Now that more of these earnout deals are maturing, it will be interesting to see how SRS’ database evolves; it’s likely to become one of the best data-rich sources of this milestone payment information.
Two further comments more generally about milestones and implications for our sector:
- VC firms need to figure out how to standardize the accounting of these earnout payments in our LP reporting. Since a reasonable percentage of the early milestones are statistically likely to pay out, these can reflect a significant amount of value. In the past, most firms reported the future value as zero, which clearly undervalues them.

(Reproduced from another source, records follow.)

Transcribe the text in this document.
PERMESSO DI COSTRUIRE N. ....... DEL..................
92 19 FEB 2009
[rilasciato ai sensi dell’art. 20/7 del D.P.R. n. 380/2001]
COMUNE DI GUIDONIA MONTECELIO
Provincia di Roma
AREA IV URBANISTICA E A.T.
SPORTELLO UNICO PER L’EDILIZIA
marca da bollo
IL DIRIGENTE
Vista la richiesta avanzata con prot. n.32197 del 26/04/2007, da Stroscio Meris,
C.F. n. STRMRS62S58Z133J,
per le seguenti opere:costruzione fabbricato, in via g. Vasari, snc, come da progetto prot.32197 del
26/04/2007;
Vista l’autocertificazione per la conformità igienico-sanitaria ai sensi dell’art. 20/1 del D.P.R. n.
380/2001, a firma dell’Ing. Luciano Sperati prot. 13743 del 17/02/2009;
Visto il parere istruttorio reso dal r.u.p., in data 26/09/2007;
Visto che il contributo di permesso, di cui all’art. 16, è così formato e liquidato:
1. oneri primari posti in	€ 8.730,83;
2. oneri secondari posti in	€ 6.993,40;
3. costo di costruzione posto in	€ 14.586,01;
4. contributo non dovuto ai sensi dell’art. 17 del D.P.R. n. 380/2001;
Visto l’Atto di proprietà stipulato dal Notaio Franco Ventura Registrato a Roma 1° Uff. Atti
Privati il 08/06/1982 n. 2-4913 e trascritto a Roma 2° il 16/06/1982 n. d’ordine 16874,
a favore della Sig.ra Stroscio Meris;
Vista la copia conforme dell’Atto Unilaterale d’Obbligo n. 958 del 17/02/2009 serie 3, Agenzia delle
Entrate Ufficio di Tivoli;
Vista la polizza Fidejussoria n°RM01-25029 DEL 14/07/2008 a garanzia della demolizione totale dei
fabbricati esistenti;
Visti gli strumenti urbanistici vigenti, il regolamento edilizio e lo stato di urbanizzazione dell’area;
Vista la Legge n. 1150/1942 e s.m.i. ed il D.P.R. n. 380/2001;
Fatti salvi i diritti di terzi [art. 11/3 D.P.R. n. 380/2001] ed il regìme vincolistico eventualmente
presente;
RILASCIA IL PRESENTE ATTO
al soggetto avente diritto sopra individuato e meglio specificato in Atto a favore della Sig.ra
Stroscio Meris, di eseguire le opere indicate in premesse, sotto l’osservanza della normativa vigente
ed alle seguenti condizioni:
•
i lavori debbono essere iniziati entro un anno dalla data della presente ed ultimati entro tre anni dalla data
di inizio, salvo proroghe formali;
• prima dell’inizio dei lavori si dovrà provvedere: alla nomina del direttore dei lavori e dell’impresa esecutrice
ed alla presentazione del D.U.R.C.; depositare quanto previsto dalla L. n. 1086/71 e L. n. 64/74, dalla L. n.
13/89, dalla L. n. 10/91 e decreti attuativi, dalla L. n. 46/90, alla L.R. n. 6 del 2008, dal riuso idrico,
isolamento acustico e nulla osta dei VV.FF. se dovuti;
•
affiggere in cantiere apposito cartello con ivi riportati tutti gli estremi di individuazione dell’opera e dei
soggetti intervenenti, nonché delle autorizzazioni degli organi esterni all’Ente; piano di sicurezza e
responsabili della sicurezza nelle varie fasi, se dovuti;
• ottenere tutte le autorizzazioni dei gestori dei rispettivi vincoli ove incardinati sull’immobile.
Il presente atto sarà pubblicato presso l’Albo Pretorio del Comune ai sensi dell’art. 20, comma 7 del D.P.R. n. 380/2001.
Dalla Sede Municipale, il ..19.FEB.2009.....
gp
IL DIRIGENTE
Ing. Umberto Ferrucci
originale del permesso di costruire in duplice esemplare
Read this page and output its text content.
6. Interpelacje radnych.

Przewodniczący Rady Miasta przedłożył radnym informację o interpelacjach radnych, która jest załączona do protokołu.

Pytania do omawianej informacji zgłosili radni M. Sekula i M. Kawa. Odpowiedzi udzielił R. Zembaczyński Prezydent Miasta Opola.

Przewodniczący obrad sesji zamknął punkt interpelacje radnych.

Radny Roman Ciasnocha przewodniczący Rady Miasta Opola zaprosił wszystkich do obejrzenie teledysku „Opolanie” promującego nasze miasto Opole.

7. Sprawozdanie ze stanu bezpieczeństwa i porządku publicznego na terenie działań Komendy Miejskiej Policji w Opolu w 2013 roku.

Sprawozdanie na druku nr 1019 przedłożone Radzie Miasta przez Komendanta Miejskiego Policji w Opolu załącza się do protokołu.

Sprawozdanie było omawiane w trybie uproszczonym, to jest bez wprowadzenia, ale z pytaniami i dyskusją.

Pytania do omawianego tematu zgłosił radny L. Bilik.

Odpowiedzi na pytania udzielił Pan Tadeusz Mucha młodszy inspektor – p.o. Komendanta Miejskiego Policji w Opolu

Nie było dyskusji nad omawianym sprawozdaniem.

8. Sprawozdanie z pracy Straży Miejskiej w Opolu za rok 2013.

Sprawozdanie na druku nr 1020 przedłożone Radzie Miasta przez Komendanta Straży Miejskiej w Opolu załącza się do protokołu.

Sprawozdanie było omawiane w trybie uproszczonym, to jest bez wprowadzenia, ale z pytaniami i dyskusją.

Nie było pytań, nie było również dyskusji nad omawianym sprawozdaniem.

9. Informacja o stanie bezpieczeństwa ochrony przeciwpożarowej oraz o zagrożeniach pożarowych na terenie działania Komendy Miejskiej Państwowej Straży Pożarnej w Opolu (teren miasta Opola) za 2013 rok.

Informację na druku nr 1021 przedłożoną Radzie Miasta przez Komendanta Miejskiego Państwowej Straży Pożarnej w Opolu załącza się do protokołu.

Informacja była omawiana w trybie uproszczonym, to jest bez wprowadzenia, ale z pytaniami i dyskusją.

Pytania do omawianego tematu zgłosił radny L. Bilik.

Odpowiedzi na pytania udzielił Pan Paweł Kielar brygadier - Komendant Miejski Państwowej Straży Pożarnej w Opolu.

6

We now build expected value models based on industry attrition rates and the time value of money, and include the parent value of the future payments on our books. It’s never very much, but it’s only appropriate to determine the fair value of these financial instruments. At Avila, we’ve valued the future earnouts at 10% of their nominal value – which is about a full 1x on the deal. Its clear that venture firms are all over the map here in how they do this; I think our industry and sector needs to set some standards for these approaches.
- It’s only a matter of time before dedicated biotech milestone-buying funds get raised to monetize these payment streams, especially since defined earnouts have a certain probability of being met and can be modeled off both attrition data and historic patterns. Royalty funds emerged after the R&D vehicles of the 80s and 90s created a lot of royalty streams; there are now a bunch of these funds buying actual and synthetic royalties. With ~$12B+ in earnouts floating out there in deals since 2005, there’s plenty of substrate for new dedicated funds to try to monetize. The pressure to create a market for these financial instruments is only going to increase as the 10-12 year venture fund life approaches with significant milestones remaining out in the future. If not new dedicated funds, it seems to me that secondary funds which buyout a venture find’s stakes may be in a good position to pick these future streams up.
Milestones aren’t going away any time soon, and are likely to contribute in a meaningful way to the returns of our sector over the next decade. Thanks to SRS for sharing this useful data, and look forward to updates over time. As an industry, we’re going to need to build the right processes, standards, and markets for taking these future milestones into consideration.